La culture du chanvre, pourtant prohibée dans le pays, constitue la principale ressource de certains villages reculés de Casamance.
Au Sénégal, la plupart des paysans vivent de l’arachide ou des cultures maraîchères. Mais ici, à l’abri d’innombrables bras d’eau et d’une végétation dense, l’odeur âcre ne trompe pas : c’est bien le cannabis qui constitue la principale ressource. Les villages perdus de ce coin reculé du pays, à l’embouchure du fleuve Casamance, ne sont accessibles qu’en se faufilant en pirogue entre les Karones, un patchwork d’îles aux berges recouvertes de mangroves, où se nichent caïmans et oiseaux rares.
Sur l’une de ces îles, au bout d’une piste sablonneuse, les femmes du village de Kouba s’affairent au coin des maisons en terre. Aux yeux de tous, elles séparent les graines des tiges de chanvre et les font sécher sur les toits en tôle. Les Karoninka vivent de cette culture pourtant strictement prohibée au Sénégal, où elle est passible de dix ans de prison.
« Tous ces champs sont réservés au chanvre », dit sans détour Gaston Diaba, le maçon du village, en désignant une vaste zone avec des parcelles clôturées en bordure des habitations, à côté des rizières. « Si tu ne cultives pas [le chanvre], tu ne peux pas t’en sortir », soutient son jeune frère Philippe, de retour dans les rues ensablées de sa bourgade d’origine pour quelques jours de vacances : « Il n’y a pas de route pour partir vendre les légumes en ville, alors on ne les cultive que pour se nourrir. »
Les acheteurs viennent en pirogue
De toute manière, le kilo d’oignons se vend à peine 500 francs CFA (0,70 euro), contre 15 000 à 30 000 francs CFA (entre 23 et 45 euros) pour la plante psychotrope, dont les revenus ont inondé les îles à partir des années 1970. Et pour les cultivateurs, pas besoin de s’inquiéter de la livraison. Les acheteurs viennent s’approvisionner en pirogue. La marchandise produite ici contribue à alimenter le marché sénégalais.

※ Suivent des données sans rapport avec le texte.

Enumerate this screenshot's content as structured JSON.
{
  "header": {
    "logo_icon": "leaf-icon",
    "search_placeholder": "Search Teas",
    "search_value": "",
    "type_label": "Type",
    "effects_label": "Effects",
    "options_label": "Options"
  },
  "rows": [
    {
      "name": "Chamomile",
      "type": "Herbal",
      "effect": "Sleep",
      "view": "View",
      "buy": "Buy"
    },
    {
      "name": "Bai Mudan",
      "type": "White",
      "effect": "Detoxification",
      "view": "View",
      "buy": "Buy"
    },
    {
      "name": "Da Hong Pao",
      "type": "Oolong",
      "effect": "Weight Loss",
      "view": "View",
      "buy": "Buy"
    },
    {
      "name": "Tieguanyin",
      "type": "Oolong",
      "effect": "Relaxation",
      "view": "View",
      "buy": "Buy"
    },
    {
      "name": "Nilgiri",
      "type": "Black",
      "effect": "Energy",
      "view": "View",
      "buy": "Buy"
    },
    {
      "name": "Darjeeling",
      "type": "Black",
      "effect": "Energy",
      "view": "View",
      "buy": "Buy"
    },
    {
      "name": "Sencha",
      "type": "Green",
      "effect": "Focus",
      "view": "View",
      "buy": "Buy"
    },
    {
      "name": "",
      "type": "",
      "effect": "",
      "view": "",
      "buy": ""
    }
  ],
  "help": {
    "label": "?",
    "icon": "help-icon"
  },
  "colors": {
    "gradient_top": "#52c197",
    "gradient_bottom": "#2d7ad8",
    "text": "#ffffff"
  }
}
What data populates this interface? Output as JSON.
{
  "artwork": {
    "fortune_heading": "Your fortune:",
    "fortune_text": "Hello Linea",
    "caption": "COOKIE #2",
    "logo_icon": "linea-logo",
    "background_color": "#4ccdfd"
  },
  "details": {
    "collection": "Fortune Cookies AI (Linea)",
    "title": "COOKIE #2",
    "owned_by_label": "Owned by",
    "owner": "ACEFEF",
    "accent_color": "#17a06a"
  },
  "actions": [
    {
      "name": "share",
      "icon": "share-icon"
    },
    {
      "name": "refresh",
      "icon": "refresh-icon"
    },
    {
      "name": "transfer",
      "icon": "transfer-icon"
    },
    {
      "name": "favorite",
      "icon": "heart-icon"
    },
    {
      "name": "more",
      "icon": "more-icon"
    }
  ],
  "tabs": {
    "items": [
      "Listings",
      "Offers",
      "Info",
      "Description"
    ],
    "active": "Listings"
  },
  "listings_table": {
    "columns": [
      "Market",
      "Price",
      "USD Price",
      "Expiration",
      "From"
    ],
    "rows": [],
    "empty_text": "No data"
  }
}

Un voisin entrepose dans son garage plusieurs centaines de kilos d’herbe brunâtre, empaquetée dans des ballots. « Ça vaut des millions de francs », observe Philippe Diaba, mal à l’aise face à tant de marchandise. Le cannabis finance les études des jeunes ou la recherche d’un travail en dehors de la région. Lui dit se tenir à l’écart d’un commerce qui peut attirer « beaucoup d’ennuis ».
La géographie singulière, sinon marginale, de la Casamance, pas étrangère au conflit mené à partir du début des années 1980 par les séparatistes contre le pouvoir central sénégalais, est propice au trafic. Il faut, pour s’y rendre à partir de Dakar, traverser ou contourner un autre Etat, la Gambie. Et le trajet dans le labyrinthe de l’estuaire est encore long jusqu’aux îles Karones. La persistance à feu doux du conflit casamançais fournit un surcroît de couverture.
La consommation de cannabis au Sénégal demeure une préoccupation pour les autorités, selon Matar Diop, contrôleur général de la police et membre du comité interministériel de lutte contre la drogue. « Et la Casamance n’est pas une zone de non-droit. Les cultures illicites de cannabis qui y sont découvertes font l’objet de destruction par les forces de défense et de sécurité », rapporte-t-il.
Des plages paradisiaques
Cheikh Touré, coordonnateur régional de l’Office des Nations unies contre la drogue et le crime (ONUDC), vante le Sénégal comme l’un des bons élèves de la lutte contre les stupéfiants en Afrique de l’Ouest. Il invoque l’adoption par ce pays d’un plan stratégique de lutte jusqu’en 2020. En 2017, les autorités sénégalaises ont saisi 12,8 tonnes de cannabis ou de résine, selon l’ONUDC. Dakar a signé en 2018 un accord avec la Gambie pour renforcer les contrôles sur leur frontière commune. « Les actions de répression de ces dernières années envoient un message fort aux réseaux et aux producteurs », salue Cheikh Touré.
A Kouba, les villageois disent ne pas avoir vu de policier depuis belle lurette. Victor Diatta, sociologue et maire de Kafountine, la localité dont relève Kouba, aimerait voir émerger d’autres activités. Les plages paradisiaques voisines pourraient séduire beaucoup plus de touristes, estime-t-il, y compris à l’étranger. Mais pour le tourisme comme pour l’industrie de la pêche, il faut des investissements. Pour l’heure, ce sont principalement des Sénégalais et des Bissau-Guinéens qui viennent, pour le cannabis. « L’attrait de l’argent facile a pris le dessus sur toute autre considération », regrette le jeune élu.